Gwendolyn Wu
Campus Beat Reporter
As Associated Students Elections madness sweeps the campus, many students are baffled about how elections work and why they matter.
At first glance, the University of California, Santa Barbara’s campus elections can seem like utter chaos. Fallen plywood advertisements litter campus lawns (the wind is nonpartisan); candidates and their supporters add identical Facebook profile pictures; and parties table in the Arbor, handing out flyers and t-shirts. What may seem like a circus is actually a highly-organized process that begins each year at the end of winter quarter.
All undergraduate students are automatically registered to vote in A.S. Elections. Students vote for five executives: President, Internal Vice President (A.S. relations and Senate chair), External Vice President for Local Affairs (Isla Vista and Santa Barbara County relations), External Vice President for Statewide Affairs (state-level relations) and the Student Advocate General (nonpartisan student rights advocacy).
They also vote for senators to represent each housing- and college-based constituency: five on-campus senators, 12 off-campus senators, one university-owned housing senator, four College of Letters & Sciences senators, one College of Engineering senator and one College of Creative Studies senator. Additionally, a transfer senator will be elected for the first time for the 2017-2018 academic year per a constitutional amendment.
Each year, students also vote on different student fee lock-ins and increases, and fees that win a majority of the vote will be applied to the student fee charge on BARC at the beginning of each academic year. A.S. boards, commissions and units — of which there are currently over two dozen — can apply for a lock-in fee, as can other campus entities under the “student services” umbrella designation.
Under the fall quarter Elections Code revamp, this year students will vote using the Single Transferable Vote (STV) system. When voting online, they will be asked to rank their candidate choices from first to last, at which point students can also add write-in candidates to their ballot.
A.S. Elections Board encourages students to include every candidate in their rankings, to ensure the democratic process is maintained.
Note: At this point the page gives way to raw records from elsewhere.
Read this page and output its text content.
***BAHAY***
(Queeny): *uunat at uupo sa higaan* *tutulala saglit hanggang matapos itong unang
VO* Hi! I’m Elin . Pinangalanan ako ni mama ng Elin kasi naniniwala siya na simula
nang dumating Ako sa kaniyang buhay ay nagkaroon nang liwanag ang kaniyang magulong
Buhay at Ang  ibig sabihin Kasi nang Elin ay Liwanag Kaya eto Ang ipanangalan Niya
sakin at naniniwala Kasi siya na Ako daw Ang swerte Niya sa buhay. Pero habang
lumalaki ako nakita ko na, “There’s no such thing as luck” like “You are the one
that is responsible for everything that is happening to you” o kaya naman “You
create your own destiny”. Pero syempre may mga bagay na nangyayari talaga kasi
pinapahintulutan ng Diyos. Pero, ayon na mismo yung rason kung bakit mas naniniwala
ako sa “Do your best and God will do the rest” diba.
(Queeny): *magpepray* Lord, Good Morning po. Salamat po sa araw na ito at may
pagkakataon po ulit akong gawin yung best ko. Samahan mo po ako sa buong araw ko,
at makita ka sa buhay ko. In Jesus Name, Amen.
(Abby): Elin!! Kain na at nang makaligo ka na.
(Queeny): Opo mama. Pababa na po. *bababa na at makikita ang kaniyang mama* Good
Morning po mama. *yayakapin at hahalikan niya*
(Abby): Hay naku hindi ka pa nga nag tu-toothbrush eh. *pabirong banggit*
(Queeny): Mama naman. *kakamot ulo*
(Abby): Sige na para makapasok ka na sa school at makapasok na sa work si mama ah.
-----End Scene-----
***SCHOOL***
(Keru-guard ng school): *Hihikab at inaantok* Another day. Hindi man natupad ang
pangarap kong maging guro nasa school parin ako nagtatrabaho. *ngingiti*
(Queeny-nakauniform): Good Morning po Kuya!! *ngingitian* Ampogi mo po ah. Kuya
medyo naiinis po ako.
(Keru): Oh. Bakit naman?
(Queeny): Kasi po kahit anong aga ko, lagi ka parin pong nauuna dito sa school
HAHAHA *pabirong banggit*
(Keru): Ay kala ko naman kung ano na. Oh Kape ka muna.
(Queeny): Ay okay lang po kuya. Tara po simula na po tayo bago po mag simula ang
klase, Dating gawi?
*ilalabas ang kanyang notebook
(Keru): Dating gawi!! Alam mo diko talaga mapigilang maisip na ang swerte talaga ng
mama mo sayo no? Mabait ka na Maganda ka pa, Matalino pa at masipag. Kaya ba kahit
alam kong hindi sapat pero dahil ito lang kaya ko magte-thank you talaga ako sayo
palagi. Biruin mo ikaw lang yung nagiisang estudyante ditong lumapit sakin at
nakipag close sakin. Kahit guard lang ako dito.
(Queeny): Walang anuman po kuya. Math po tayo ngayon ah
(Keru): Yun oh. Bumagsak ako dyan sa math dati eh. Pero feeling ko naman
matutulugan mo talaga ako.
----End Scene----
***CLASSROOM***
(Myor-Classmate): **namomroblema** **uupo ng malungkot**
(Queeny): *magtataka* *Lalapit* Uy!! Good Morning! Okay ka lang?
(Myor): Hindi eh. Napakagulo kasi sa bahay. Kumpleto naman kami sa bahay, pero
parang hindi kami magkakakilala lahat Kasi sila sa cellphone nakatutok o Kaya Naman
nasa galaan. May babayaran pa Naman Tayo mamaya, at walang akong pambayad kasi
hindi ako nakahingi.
Winners in each category are decided using the Droop quota, which takes the number of valid votes cast, divides it by one higher than the number of seats available in the position and adds one more to that figure.
If one candidate reaches the minimum votes required for election, all of his or her extra votes will be allocated to each voter’s second-choice candidate. Should no candidate reach the minimum, the candidate with the least number of votes is dropped from the race and those votes are also redistributed among each voter’s second choice. The same process repeats if the second choice candidate reaches the minimum or is dropped, until the vote is exhausted.
For the 2016 A.S. Elections, three political parties are running candidate slates: Campus United, Peer Action Coalition and The Response. However, students don’t have to worry about their tuition and fees going toward the campaigns for parties they don’t support. Campaigns are entirely funded by the students running, whether by personal funds or fundraisers. A party can spend up to $6,000 total on campaign materials, while nonpartisan Senate and executive candidates can spend up to $400 or $600 respectively on their personal campaigns.
Candidates are not allowed to accept donations from individuals or groups outside of campus or from those on campus looking to influence the election’s outcome. They are also held to strict standards for campaigning. Elections Board only allowed candidates to begin social media and campus campaigning on Sunday, April 10, at 8 PM, and door-to-door campaigning on Thursday, April 14.
Campaigns are furthermore prohibited from using negative campaign tactics against one another. Elections Board imposes financial punishment if a candidate or his or her team is caught violating any of these terms.
Voting opens on GOLD Monday, April 18, and ends on Thursday, April 21, at 4 p.m. Traditionally, the tabulated results are shown in the University Center HUB from 6 to 8 p.m. Thursday evening, but with the new voting system implemented this year, Elections Board will be running the vote tally in real time.
CORRECTION: A previous version of this article stated that a transfer student senator will be elected this fall. However, a transfer senator will be elected for the 2017-2018 academic year.